Mediterranean Burger with Lemon and Kalamata Olive Hummus
Hummus: (Makes about 1 1/2 cups) use only ¾ cup for the sandwiches
15-ounce can low sodium garbanzo beans, rinsed and drained
3 tablespoons tahini
1 small clove garlic
1/4 cup water
2 tablespoons olive oil
3 tablespoons fresh lemon
juice (about 1 1/2 lemons)
¼ teaspoon salt, or to taste10 pitted Kalamata olives, roughly chopped
4 Lightlife® Original Burger with Quinoa, cooked according to package instructions
4 whole wheat hamburger buns, toasted
4 thin slices red onion
4 lettuce leaves, of choice
4 tomato slices
Jazz up your veggie burger with a lemon and olive hummus spread you can make ahead to speed up mealtime prep. No time to make your own hummus? Squeeze some fresh lemon juice and mix some chopped Kalamata olives into your favorite store-bought hummus.

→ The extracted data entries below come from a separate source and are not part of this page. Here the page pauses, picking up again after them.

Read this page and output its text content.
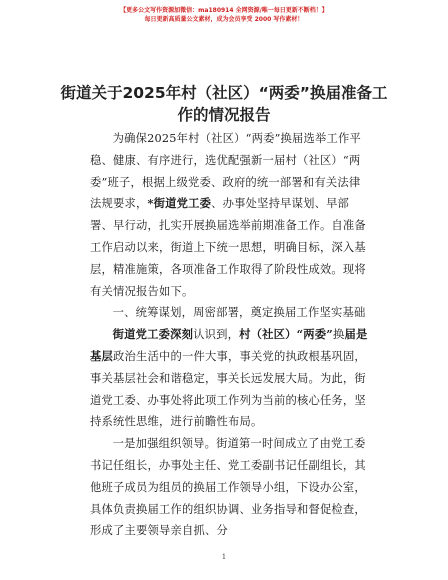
【更多公文写作资源加微信：ma180914 全网资源/唯一每日更新不断档！】
每日更新高质量公文素材，成为会员享受 2000 写作素材！
街道关于2025年村（社区）“两委”换届准备工作的情况报告

为确保2025年村（社区）“两委”换届选举工作平稳、健康、有序进行，选优配强新一届村（社区）“两委”班子，根据上级党委、政府的统一部署和有关法律法规要求，*街道党工委、办事处坚持早谋划、早部署、早行动，扎实开展换届选举前期准备工作。自准备工作启动以来，街道上下统一思想，明确目标，深入基层，精准施策，各项准备工作取得了阶段性成效。现将有关情况报告如下。

一、统筹谋划，周密部署，奠定换届工作坚实基础

街道党工委深刻认识到，村（社区）“两委”换届是基层政治生活中的一件大事，事关党的执政根基巩固，事关基层社会和谐稳定，事关长远发展大局。为此，街道党工委、办事处将此项工作列为当前的核心任务，坚持系统性思维，进行前瞻性布局。

一是加强组织领导。街道第一时间成立了由党工委书记任组长，办事处主任、党工委副书记任副组长，其他班子成员为组员的换届工作领导小组，下设办公室，具体负责换届工作的组织协调、业务指导和督促检查，形成了主要领导亲自抓、分

1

Place garbanzo beans, tahini, garlic, water, olive oil, lemon juice and salt in a food processor. Process until smooth, stopping after 1 minute to scrape down the sides with a spatula. Add olives and process until smooth. Place in a bowl and cover until ready to use. Hummus can be made 3 days in advance and stored in an airtight container in the refrigerator.
Cook Lightlife® Original Burger with Quinoa according to package instructions.
To assemble burger, spread 1 tablespoon hummus on the bottom half of bun; top with burger, onion, tomato, lettuce and 2 tablespoons hummus or more to taste. Serve immediately. Use any leftover hummus for more burgers or as a dip for vegetables or pita chips.